Meta & Self-Improvement

Tool	What it does
`sentinel_map_codebase`	Global project blueprint
`skill_factory`	Records patterns as reusable skills
`load_skill`	Fetches skill definitions
`verify_syntax`	Catches hallucinated syntax errors

The Part That Actually Excites Me: Self-Benchmarking

Every agent framework claims performance numbers. Almost none of them run their own benchmarks inside their own agent loop.

Open-agent does.

from benchmark.bigcodebench import run_benchmark

# Same function used in interactive mode
run_benchmark(max_instances=50, subset="hard")

Or from the REPL:

/benchmark bigcodebench --instances 50 --subset hard

The agent calls run_agent() — the same function you use in interactive mode — on every benchmark problem. Same tools. Same context management. Same system prompts. No subprocess. No wrapper. No cheating.

Four Benchmarks

BigCodeBench — 1,140 code synthesis problems with embedded unittest test cases. Used by Qwen and DeepSeek. Evaluated locally — no external package needed.

SWE-bench Lite — 300 real GitHub bugs from 12 popular Python repos. The agent clones each repo, explores the codebase, applies a fix, and produces a git patch. Evaluated with swebench's official Docker harness.

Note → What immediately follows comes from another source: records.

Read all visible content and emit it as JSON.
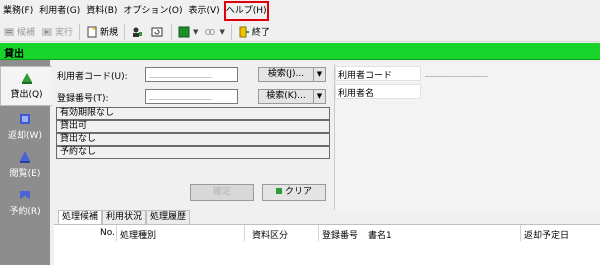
{
  "menu": [
    {
      "label": "業務(F)"
    },
    {
      "label": "利用者(G)"
    },
    {
      "label": "資料(B)"
    },
    {
      "label": "オプション(O)"
    },
    {
      "label": "表示(V)"
    },
    {
      "label": "ヘルプ(H)",
      "highlighted": true
    }
  ],
  "toolbar": {
    "candidate_label": "候補",
    "execute_label": "実行",
    "new_label": "新規",
    "exit_label": "終了"
  },
  "title": "貸出",
  "nav": [
    {
      "label": "貸出(Q)",
      "icon": "lend-icon",
      "active": true
    },
    {
      "label": "返却(W)",
      "icon": "return-icon"
    },
    {
      "label": "閲覧(E)",
      "icon": "browse-icon"
    },
    {
      "label": "予約(R)",
      "icon": "reserve-icon"
    }
  ],
  "form": {
    "user_code_label": "利用者コード(U):",
    "user_code_value": "_____________",
    "search1_label": "検索(J)...",
    "reg_no_label": "登録番号(T):",
    "reg_no_value": "_____________",
    "search2_label": "検索(K)...",
    "status_list": [
      "有効期限なし",
      "貸出可",
      "貸出なし",
      "予約なし"
    ],
    "execute_button": "確定",
    "clear_button": "クリア"
  },
  "info": {
    "user_code_label": "利用者コード",
    "user_code_value": "_____________",
    "user_name_label": "利用者名"
  },
  "tabs": [
    "処理候補",
    "利用状況",
    "処理履歴"
  ],
  "grid_headers": {
    "no": "No.",
    "type": "処理種別",
    "category": "資料区分",
    "reg_no": "登録番号",
    "title": "書名1",
    "due": "返却予定日"
  },
  "colors": {
    "title_bar": "#19d42a",
    "nav_bg": "#8d8d8d",
    "highlight": "#e0000b"
  }
}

Agentic Bench — 10 deterministic tool-use tasks: build an OpenAI-compatible proxy for llama.cpp, a model router, a log analyser, a context window visualiser, a skill generator. Everything about self-hosted LLM infrastructure.

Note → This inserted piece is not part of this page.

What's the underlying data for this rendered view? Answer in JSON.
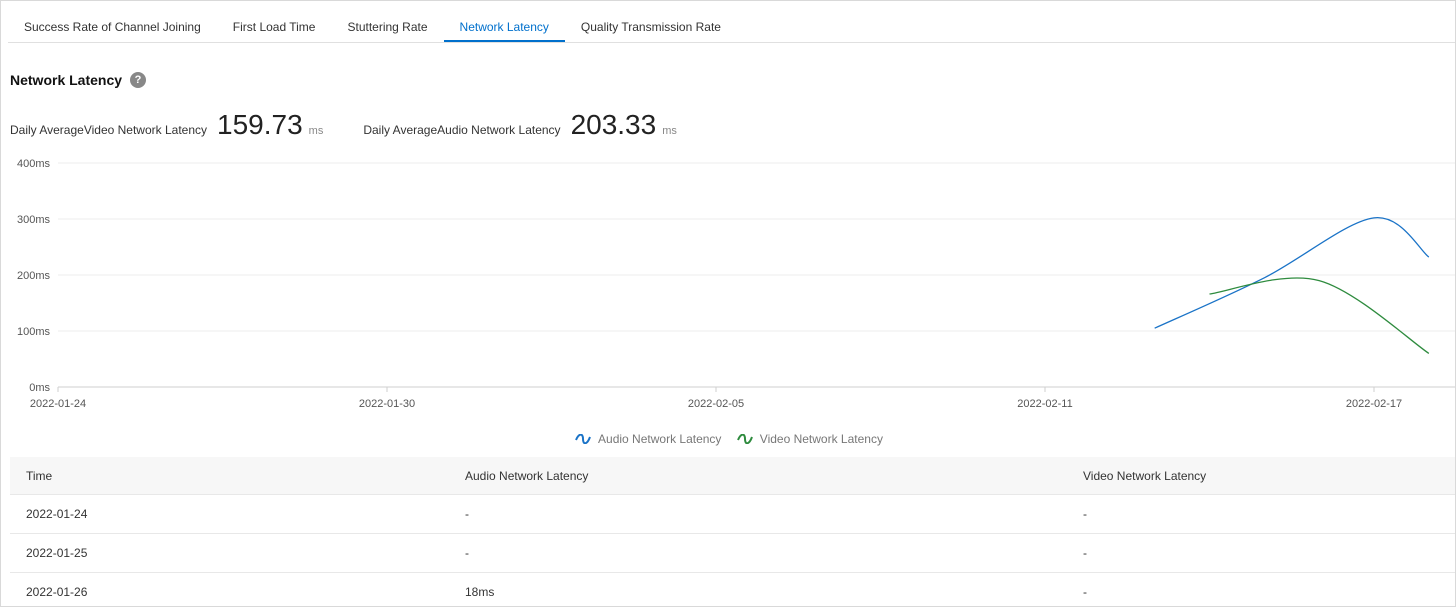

GAIA — Meta's gold standard for multi-step reasoning. The agent searches the web, downloads files, processes data, and synthesises answers. Requires HuggingFace auth.

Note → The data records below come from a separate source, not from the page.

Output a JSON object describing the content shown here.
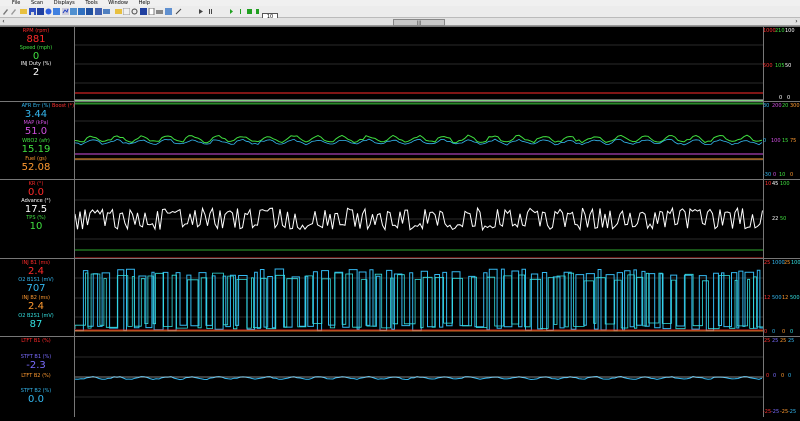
{
  "menu": [
    "File",
    "Scan",
    "Displays",
    "Tools",
    "Window",
    "Help"
  ],
  "toolbar": {
    "zoom": "10"
  },
  "scrollbar": {
    "left_arrow": "‹",
    "right_arrow": "›",
    "thumb": "|||"
  },
  "panels": [
    {
      "name": "engine",
      "labels": [
        {
          "name": "RPM (rpm)",
          "value": "881",
          "color": "#ff2a2a"
        },
        {
          "name": "Speed (mph)",
          "value": "0",
          "color": "#40e040"
        },
        {
          "name": "INJ Duty (%)",
          "value": "2",
          "color": "#ffffff"
        }
      ],
      "right": [
        {
          "text": "1000",
          "color": "#ff3030"
        },
        {
          "text": "210",
          "color": "#40e040"
        },
        {
          "text": "100",
          "color": "#ffffff"
        },
        {
          "text": "500",
          "color": "#ff3030"
        },
        {
          "text": "105",
          "color": "#40e040"
        },
        {
          "text": "50",
          "color": "#ffffff"
        },
        {
          "text": "0",
          "color": "#ffffff"
        },
        {
          "text": "0",
          "color": "#ffffff"
        }
      ]
    },
    {
      "name": "air-fuel",
      "labels": [
        {
          "name": "AFR Err (%)",
          "value": "3.44",
          "color": "#34b8f0"
        },
        {
          "name": "MAP (kPa)",
          "value": "51.0",
          "color": "#d050e0"
        },
        {
          "name": "WBO2 (afr)",
          "value": "15.19",
          "color": "#40e040"
        },
        {
          "name": "Fuel (gs)",
          "value": "52.08",
          "color": "#ff9a30"
        }
      ],
      "inline": {
        "text": "Boost (*)",
        "color": "#ff3030"
      },
      "right": [
        {
          "text": "30",
          "color": "#34b8f0"
        },
        {
          "text": "200",
          "color": "#d050e0"
        },
        {
          "text": "20",
          "color": "#40e040"
        },
        {
          "text": "300",
          "color": "#ff9a30"
        },
        {
          "text": "0",
          "color": "#34b8f0"
        },
        {
          "text": "100",
          "color": "#d050e0"
        },
        {
          "text": "15",
          "color": "#40e040"
        },
        {
          "text": "75",
          "color": "#ff9a30"
        },
        {
          "text": "-30",
          "color": "#34b8f0"
        },
        {
          "text": "0",
          "color": "#d050e0"
        },
        {
          "text": "10",
          "color": "#40e040"
        },
        {
          "text": "0",
          "color": "#ff9a30"
        }
      ]
    },
    {
      "name": "ignition",
      "labels": [
        {
          "name": "KR (°)",
          "value": "0.0",
          "color": "#ff2a2a"
        },
        {
          "name": "Advance (°)",
          "value": "17.5",
          "color": "#ffffff"
        },
        {
          "name": "TPS (%)",
          "value": "10",
          "color": "#40e040"
        }
      ],
      "right": [
        {
          "text": "10",
          "color": "#ff3030"
        },
        {
          "text": "45",
          "color": "#ffffff"
        },
        {
          "text": "100",
          "color": "#40e040"
        },
        {
          "text": "22",
          "color": "#ffffff"
        },
        {
          "text": "50",
          "color": "#40e040"
        }
      ]
    },
    {
      "name": "injectors",
      "labels": [
        {
          "name": "INJ B1 (ms)",
          "value": "2.4",
          "color": "#ff2a2a"
        },
        {
          "name": "O2 B1S1 (mV)",
          "value": "707",
          "color": "#34b8f0"
        },
        {
          "name": "INJ B2 (ms)",
          "value": "2.4",
          "color": "#ff9a30"
        },
        {
          "name": "O2 B2S1 (mV)",
          "value": "87",
          "color": "#34e0e0"
        }
      ],
      "right": [
        {
          "text": "25",
          "color": "#ff3030"
        },
        {
          "text": "1000",
          "color": "#34b8f0"
        },
        {
          "text": "25",
          "color": "#ff9a30"
        },
        {
          "text": "1000",
          "color": "#34e0e0"
        },
        {
          "text": "12",
          "color": "#ff3030"
        },
        {
          "text": "500",
          "color": "#34b8f0"
        },
        {
          "text": "12",
          "color": "#ff9a30"
        },
        {
          "text": "500",
          "color": "#34e0e0"
        },
        {
          "text": "0",
          "color": "#ff3030"
        },
        {
          "text": "0",
          "color": "#34b8f0"
        },
        {
          "text": "0",
          "color": "#ff9a30"
        },
        {
          "text": "0",
          "color": "#34e0e0"
        }
      ]
    },
    {
      "name": "fuel-trims",
      "labels": [
        {
          "name": "LTFT B1 (%)",
          "value": "",
          "color": "#ff2a2a"
        },
        {
          "name": "STFT B1 (%)",
          "value": "-2.3",
          "color": "#7a6cff"
        },
        {
          "name": "LTFT B2 (%)",
          "value": "",
          "color": "#ff9a30"
        },
        {
          "name": "STFT B2 (%)",
          "value": "0.0",
          "color": "#34b8f0"
        }
      ],
      "right": [
        {
          "text": "25",
          "color": "#ff3030"
        },
        {
          "text": "25",
          "color": "#7a6cff"
        },
        {
          "text": "25",
          "color": "#ff9a30"
        },
        {
          "text": "25",
          "color": "#34b8f0"
        },
        {
          "text": "0",
          "color": "#ff3030"
        },
        {
          "text": "0",
          "color": "#7a6cff"
        },
        {
          "text": "0",
          "color": "#ff9a30"
        },
        {
          "text": "0",
          "color": "#34b8f0"
        },
        {
          "text": "-25",
          "color": "#ff3030"
        },
        {
          "text": "-25",
          "color": "#7a6cff"
        },
        {
          "text": "-25",
          "color": "#ff9a30"
        },
        {
          "text": "-25",
          "color": "#34b8f0"
        }
      ]
    }
  ]
}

Each benchmark module is a standalone file:

benchmark/
  bigcodebench.py    ←  imports run_agent() directly
  swebench.py        ←  imports run_agent() in cloned repo
  agentic_bench.py   ←  imports run_agent() in temp dir
  gaia.py            ←  imports run_agent() directly

No dispatcher layer. No CLI runner. No abstraction indirection. Each benchmark is a self-contained function you can call from Python or from the REPL.

What 3,000 Lines Buys You

Feature	Count
Lines of Python	3,062
LLM-callable tools	24
REPL commands	11
System prompts	2 (general + coding)
Benchmarks	4
Search backends	2 (SearXNG + Mojeek)
Context window	Rolling (12-turn sliding)
File watcher	Bidirectional (editor ↔ agent)
API cost	Zero

It runs on llama.cpp at localhost:8083. It falls back to any OpenAI-compatible endpoint. It never pays per token.

Why Open Source Matters Here

The agent framework space is crowded with:

Vendor playthings — frameworks designed to sell you API credits
Academic prototypes — papers with GitHub repos that haven't been touched in months
Configuration nightmares — YAML files for days

Open-agent is none of those.

It's a single Python file you can read in an afternoon. It doesn't hide complexity behind abstractions — it puts everything in the open. The benchmarks are real. The evaluation is honest. The tools are practical.

And because it's a single file, you can fork it, gut it, rewrite the system prompts, add your own tools, and understand every line that runs on your machine.

The Roadmap

What comes next:

Multi-agent orchestration — spawn sub-agents for parallel research
Vision tools — process screenshots and diagrams
Long-term memory — vector store for cross-session recall
WebSocket bridge — attach to VS Code as a copilot alternative

But the foundation is already solid. An agent that runs locally, works reliably, and tells you honestly how it performs.

Try It

git clone https://github.com/your-username/open-agent
cd open-agent
pip install -r requirements.txt

# Start llama.cpp on port 8083
# Then:
python loop.py

For the benchmarks:

python -m benchmark.bigcodebench --instances 10
python -m benchmark.swebench --instances 5
python -m benchmark.agentic_bench

# Or from inside the REPL
# /benchmark bigcodebench --instances 10

Built with llama.cpp, Python, and the unshakeable belief that local AI is the future. No API keys were harmed in the making of this agent.